I read that you could use different combinations of table salt, Epsom salts and baking soda to try to replicate Natron and mummify apples, so we tried it out…Here’s a demonstration we did on Kare 11.

First, we decorated some of our plastic cups with Markers, since every mummy should have a fancy sarcophagus (even an apple).  Then, we labeled them as follows:

control/table salt alone/Epsom salt alone/baking soda alone/half table salt, half Epsom salt/half table salt,half baking soda/half Epsom salt,half baking soda/ and equal parts table salt, baking soda and Epsom salt.

We cut an apple into 8 equal pieces and added one to each cup, covering them with the appropriate salt mixture and adding a loose top to the cups (we used foil cupcake holders.)  We let them sit for a week and exhumed them to see what happened.  It was amazing how different each apple looked, and how much liquid was in some of the cups!  After we checked them out, we returned them to the cups with some dry salt mixture to let them go for another week!

The Egyptians would dry their mummies with Natron in windy tents in the dry desert air for40 days before wrapping them for their final burial.

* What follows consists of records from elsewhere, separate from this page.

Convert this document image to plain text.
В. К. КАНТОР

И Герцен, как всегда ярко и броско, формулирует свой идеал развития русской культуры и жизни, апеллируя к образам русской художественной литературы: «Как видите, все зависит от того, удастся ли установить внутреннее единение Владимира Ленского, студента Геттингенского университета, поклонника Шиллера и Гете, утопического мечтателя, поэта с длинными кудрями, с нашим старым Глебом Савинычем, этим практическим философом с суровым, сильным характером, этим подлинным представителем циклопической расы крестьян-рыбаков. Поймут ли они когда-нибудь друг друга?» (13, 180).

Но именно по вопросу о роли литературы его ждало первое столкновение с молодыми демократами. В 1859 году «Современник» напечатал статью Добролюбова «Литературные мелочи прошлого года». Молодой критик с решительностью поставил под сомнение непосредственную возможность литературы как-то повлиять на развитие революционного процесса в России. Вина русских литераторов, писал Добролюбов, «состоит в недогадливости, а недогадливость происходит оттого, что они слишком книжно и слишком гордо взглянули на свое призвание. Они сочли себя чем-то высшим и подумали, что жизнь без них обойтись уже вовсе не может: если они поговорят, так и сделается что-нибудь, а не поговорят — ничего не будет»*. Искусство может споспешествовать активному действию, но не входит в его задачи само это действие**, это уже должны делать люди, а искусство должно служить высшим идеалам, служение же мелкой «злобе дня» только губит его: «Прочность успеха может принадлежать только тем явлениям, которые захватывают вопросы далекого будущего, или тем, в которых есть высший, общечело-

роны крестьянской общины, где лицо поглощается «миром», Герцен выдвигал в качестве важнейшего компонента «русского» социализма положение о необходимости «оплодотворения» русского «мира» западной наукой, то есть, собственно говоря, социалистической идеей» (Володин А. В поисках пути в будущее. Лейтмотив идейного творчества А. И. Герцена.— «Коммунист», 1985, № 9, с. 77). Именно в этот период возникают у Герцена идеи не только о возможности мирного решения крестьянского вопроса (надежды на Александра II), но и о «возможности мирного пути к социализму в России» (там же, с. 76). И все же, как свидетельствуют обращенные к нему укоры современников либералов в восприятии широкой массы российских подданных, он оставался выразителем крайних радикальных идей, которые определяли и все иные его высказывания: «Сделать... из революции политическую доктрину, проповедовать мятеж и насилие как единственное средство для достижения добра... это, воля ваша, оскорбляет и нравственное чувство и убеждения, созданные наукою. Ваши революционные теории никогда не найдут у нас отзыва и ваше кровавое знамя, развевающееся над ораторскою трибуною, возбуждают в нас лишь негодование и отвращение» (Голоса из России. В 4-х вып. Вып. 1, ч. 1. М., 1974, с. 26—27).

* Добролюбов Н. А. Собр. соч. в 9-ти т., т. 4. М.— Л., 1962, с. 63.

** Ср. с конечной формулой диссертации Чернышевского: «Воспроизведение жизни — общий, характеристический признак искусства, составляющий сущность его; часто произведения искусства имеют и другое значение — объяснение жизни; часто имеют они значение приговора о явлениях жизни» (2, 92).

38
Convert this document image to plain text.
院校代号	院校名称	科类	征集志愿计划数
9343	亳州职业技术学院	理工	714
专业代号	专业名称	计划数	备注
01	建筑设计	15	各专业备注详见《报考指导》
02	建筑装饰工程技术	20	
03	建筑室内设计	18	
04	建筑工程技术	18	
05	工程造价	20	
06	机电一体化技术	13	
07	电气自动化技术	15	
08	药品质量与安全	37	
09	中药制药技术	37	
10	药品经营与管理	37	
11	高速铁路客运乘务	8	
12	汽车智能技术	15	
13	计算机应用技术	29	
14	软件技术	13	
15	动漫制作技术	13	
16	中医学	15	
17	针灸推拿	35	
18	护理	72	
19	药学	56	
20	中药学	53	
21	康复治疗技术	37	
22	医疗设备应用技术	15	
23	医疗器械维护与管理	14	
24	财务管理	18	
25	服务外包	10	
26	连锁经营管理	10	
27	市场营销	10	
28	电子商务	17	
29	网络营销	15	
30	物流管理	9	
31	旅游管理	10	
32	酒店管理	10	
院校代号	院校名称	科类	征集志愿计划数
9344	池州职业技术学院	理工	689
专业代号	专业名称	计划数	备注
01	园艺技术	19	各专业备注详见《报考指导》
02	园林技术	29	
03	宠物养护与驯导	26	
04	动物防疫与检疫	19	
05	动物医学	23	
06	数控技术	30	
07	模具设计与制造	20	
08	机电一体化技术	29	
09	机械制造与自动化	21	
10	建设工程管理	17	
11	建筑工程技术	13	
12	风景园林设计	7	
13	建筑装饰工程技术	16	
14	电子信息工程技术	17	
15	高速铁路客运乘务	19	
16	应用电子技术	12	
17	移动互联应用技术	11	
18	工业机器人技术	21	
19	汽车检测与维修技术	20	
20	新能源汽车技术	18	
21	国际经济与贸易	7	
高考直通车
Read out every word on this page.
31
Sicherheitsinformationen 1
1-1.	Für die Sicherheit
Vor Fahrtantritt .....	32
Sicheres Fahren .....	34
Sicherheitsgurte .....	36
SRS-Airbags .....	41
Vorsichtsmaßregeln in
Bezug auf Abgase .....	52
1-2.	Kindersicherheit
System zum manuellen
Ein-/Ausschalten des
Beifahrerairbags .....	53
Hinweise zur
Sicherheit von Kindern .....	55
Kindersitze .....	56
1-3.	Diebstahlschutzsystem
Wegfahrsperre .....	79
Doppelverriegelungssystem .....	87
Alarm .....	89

You can weigh your apples before drying them to see how much water they lose!  We tried the experiment with whole apples too, peeling and coring one, coring another and leaving one intact before covering them with salt mixture.  We even wrapped on in cloth strips, just for fun!

What keeps mold from growing?  What preserves the apple’s color best?  Which salt mixture keeps the apples from smelling bad?